Lagayascienza wrote: ↑December 17th, 2024, 1:22 am
Count Lucnor wrote:GenAI and LLMs have been hitting “the wall”, as was predicted by a few skeptics a couple of years ago. Computation is simply not the path to consciousness.
Computation is what biological neural networks do. And so do artificial neural networks.
This assertion is quite problematic. Mostly because it takes a term from a field and applies it, uncritically, to another. Originally, to compute meant simply to calculate numbers, using mathematical operations, which involve rules for manipulation of numerical symbols (including their position, their syntax). People who were given these tasks were called computers. Eventually these tasks were automated with machines, which came to be known as computers themselves. Computer science then developed and went on to include other syntactical operations based on mathematical structures of formal logic (it is a branch of mathematics). That’s what computing means: doing mathematical/logical operations using well-defined sets of rules for manipulation of symbols, sets of rules that are called algorithms. A slide rule and an abbacus are analog computers. The first automated computing machines used analog signals in electric, mechanical or hydraulic components, and later, machines using digital signals on integrated circuits were developed (the modern computer). Whatever the case, analog or digital, the physical architecture of a computer involves a set of devices that can be made to interact with each other, a system, so that the relative state of one element has an effect on the state of the others. Thus, you can program operations and automate the tasks you used to do manually before (not in your head, because you didn’t have a pre-wired mathematical syntax, you had to learn it). Bear in mind: in modern computing, the physics of the integrated circuits allows for more computational power, but the crux of the matter lies in the software, the coded instructions, not the hardware.

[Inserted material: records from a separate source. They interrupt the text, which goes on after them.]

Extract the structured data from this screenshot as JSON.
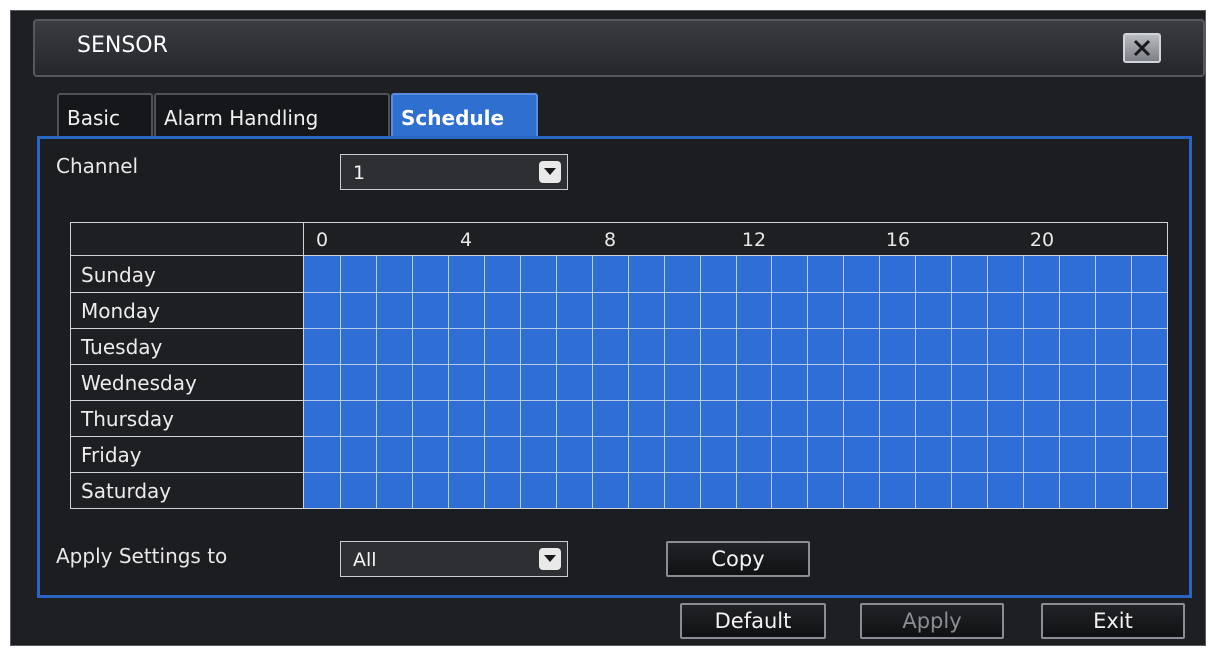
{
  "window": {
    "title": "SENSOR"
  },
  "tabs": [
    {
      "label": "Basic",
      "active": false
    },
    {
      "label": "Alarm Handling",
      "active": false
    },
    {
      "label": "Schedule",
      "active": true
    }
  ],
  "channel": {
    "label": "Channel",
    "value": "1"
  },
  "schedule": {
    "hour_labels": [
      "0",
      "4",
      "8",
      "12",
      "16",
      "20"
    ],
    "days": [
      "Sunday",
      "Monday",
      "Tuesday",
      "Wednesday",
      "Thursday",
      "Friday",
      "Saturday"
    ],
    "cells_per_day": 24,
    "all_selected": true,
    "selected_color": "#2f6fd5"
  },
  "apply_settings": {
    "label": "Apply Settings to",
    "value": "All"
  },
  "buttons": {
    "copy": "Copy",
    "default": "Default",
    "apply": "Apply",
    "exit": "Exit"
  },
  "icons": {
    "close": "close-icon",
    "dropdown": "chevron-down-icon"
  },
  "colors": {
    "accent": "#2b65c4",
    "background": "#1e1f22"
  }
}
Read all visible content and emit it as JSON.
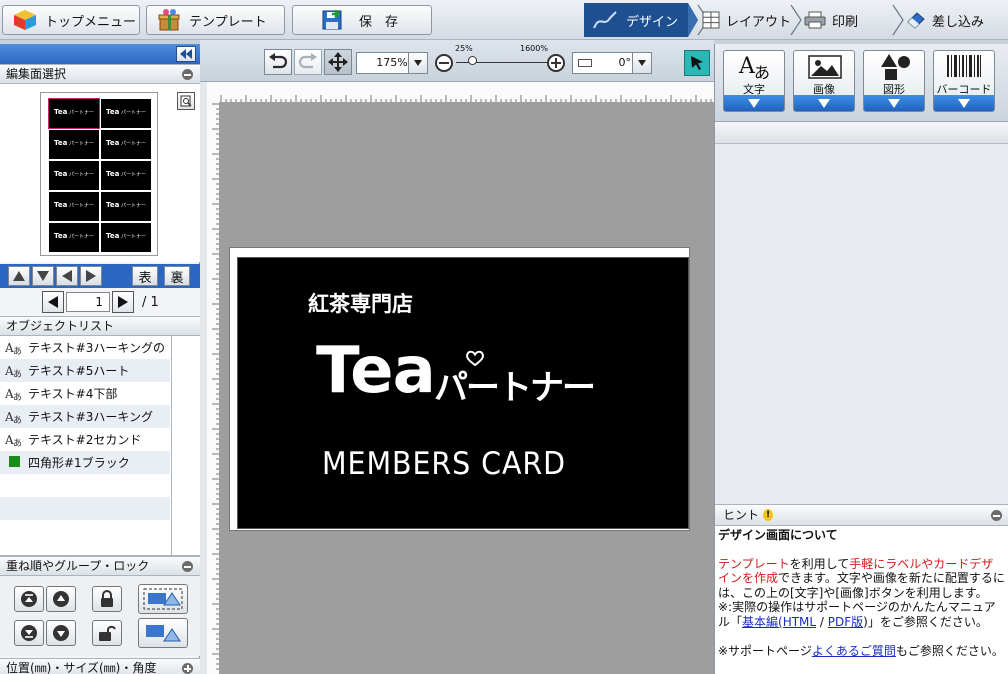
{
  "toolbar": {
    "top_menu": "トップメニュー",
    "template": "テンプレート",
    "save": "保　存"
  },
  "nav_tabs": [
    {
      "label": "デザイン",
      "icon": "pen-curve-icon",
      "active": true
    },
    {
      "label": "レイアウト",
      "icon": "grid-layout-icon",
      "active": false
    },
    {
      "label": "印刷",
      "icon": "printer-icon",
      "active": false
    },
    {
      "label": "差し込み",
      "icon": "eraser-icon",
      "active": false
    }
  ],
  "edit_tools": {
    "zoom_value": "175%",
    "zoom_min_label": "25%",
    "zoom_max_label": "1600%",
    "rotation_value": "0°"
  },
  "left_panel": {
    "edit_select_title": "編集面選択",
    "front_label": "表",
    "back_label": "裏",
    "page_value": "1",
    "page_total": "/ 1",
    "object_list_title": "オブジェクトリスト",
    "objects": [
      {
        "icon": "text-icon",
        "name": "テキスト#3ハーキングの"
      },
      {
        "icon": "text-icon",
        "name": "テキスト#5ハート"
      },
      {
        "icon": "text-icon",
        "name": "テキスト#4下部"
      },
      {
        "icon": "text-icon",
        "name": "テキスト#3ハーキング"
      },
      {
        "icon": "text-icon",
        "name": "テキスト#2セカンド"
      },
      {
        "icon": "green-square-icon",
        "name": "四角形#1ブラック"
      }
    ],
    "order_group_title": "重ね順やグループ・ロック",
    "position_title": "位置(㎜)・サイズ(㎜)・角度"
  },
  "card": {
    "shop_name": "紅茶専門店",
    "title_main": "Tea",
    "title_sub": "パートナー",
    "members": "MEMBERS CARD"
  },
  "thumbnail": {
    "cell_title": "Tea",
    "cell_sub": "パートナー"
  },
  "right_panel": {
    "insert_buttons": [
      {
        "label": "文字",
        "icon": "text-insert-icon"
      },
      {
        "label": "画像",
        "icon": "image-insert-icon"
      },
      {
        "label": "図形",
        "icon": "shape-insert-icon"
      },
      {
        "label": "バーコード",
        "icon": "barcode-icon"
      }
    ],
    "hint": {
      "title": "ヒント",
      "heading": "デザイン画面について",
      "p1_a": "テンプレート",
      "p1_b": "を利用して",
      "p1_c": "手軽にラベルやカードデザインを作成",
      "p1_d": "できます。文字や画像を新たに配置するには、この上の[文字]や[画像]ボタンを利用します。",
      "p2_a": "※:実際の操作はサポートページのかんたんマニュアル「",
      "p2_link1": "基本編(HTML",
      "p2_sep": " / ",
      "p2_link2": "PDF版",
      "p2_b": ")」をご参照ください。",
      "p3_a": "※サポートページ",
      "p3_link": "よくあるご質問",
      "p3_b": "もご参照ください。"
    }
  },
  "colors": {
    "accent_blue": "#2b6fd0",
    "nav_active": "#1d4f91",
    "hint_red": "#d21a1a",
    "card_bg": "#000000"
  }
}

Now, the computational theory of mind states that this is exactly what living beings do when cognizing. What’s the proof? None. Where is the software? Nowhere. It’s a simple metaphor about states of a physical system (the biological one) and states of a virtual system running on a physical substrate. The best chance was to demonstrate that computers do cognize, and if so, then it would be plausible that the cognitive apparatus of living beings worked as computers, too, but of course, we now know that the most sophisticated computing device does not think, does not cognize. It is nothing but a highly sophisticated abbacus which manipulates symbols. A pocket calculator is not any smarter in mathematics than the slide rule it replaced.
Corals, hydra and anemones have a nervous system, composed of neurons, so they can be said to have a neural network. Are they “computing”, that is, performing syntactical operations with symbols following a set of rules? That is very unlikely and there’s no one saying that they are. It makes for a good metaphor, however, to say that the state of their biological system is comparable to the state of any other physical system that can perform automated operations.
Are the corals, hydra and anemones conscious? Intelligent? If one suggests that they are, on what basis? If they are not, why would you say that neurons are the necessary and sufficient conditions for consciousness or intelligence?
Lagayascienza wrote: ↑December 17th, 2024, 1:22 am
It will not be necessary to exactly reproduce human brains to build artificial human-level intelligence.
How about the neural network of corals and hydra? Or how about the brain of the fruit fly, will that suffice? I’m still unsure about whether you call intelligence only to what humans can produce or not and if that’s what the AI industry is focused on.
Lagayascienza wrote: ↑December 17th, 2024, 1:22 am
Two recent papers in the scientific journal, Nature, which discuss the current state of play are worth reading. Both of these are freely available online at Nature: They are:
Anil Ananthaswamy, How Close is AI to Human-Level Intelligence?, Nature, Vol636, 5 Dec 2024 and,
More Powerful AI is coming. Nature 636, 22-25; 2024
Your insistence that these articles are “the current state of play”, exemplifies the state of mind that sees a unified, scientifically objective field of cognitivism and AI research, supposedly advancing empirical knowledge. Unfortunately, it actually does not exist, everyone is into theoretical frameworks and models, with different schools trying to make their case. Surely, some of them try to rely on empirical research, but as with most technological endeavors, they arrive with some presumptions taken from their preconceived models. Given the confluence of interests in the field plus the general lack of understanding of the problem of consciousness, it becomes highly ideological and biased. When you see something hyped, you better double-check. That’s why Anne Traftom from MIT News pointed in 2022 to a study that “urges caution when comparing neural networks to the brain”. It confirms that “computing systems that appear to generate brain-like activity may be the result of researchers guiding them to a specific outcome”. The idea that artificial neural networks are modeled like the circuitry of the nervous system is still highly disputable.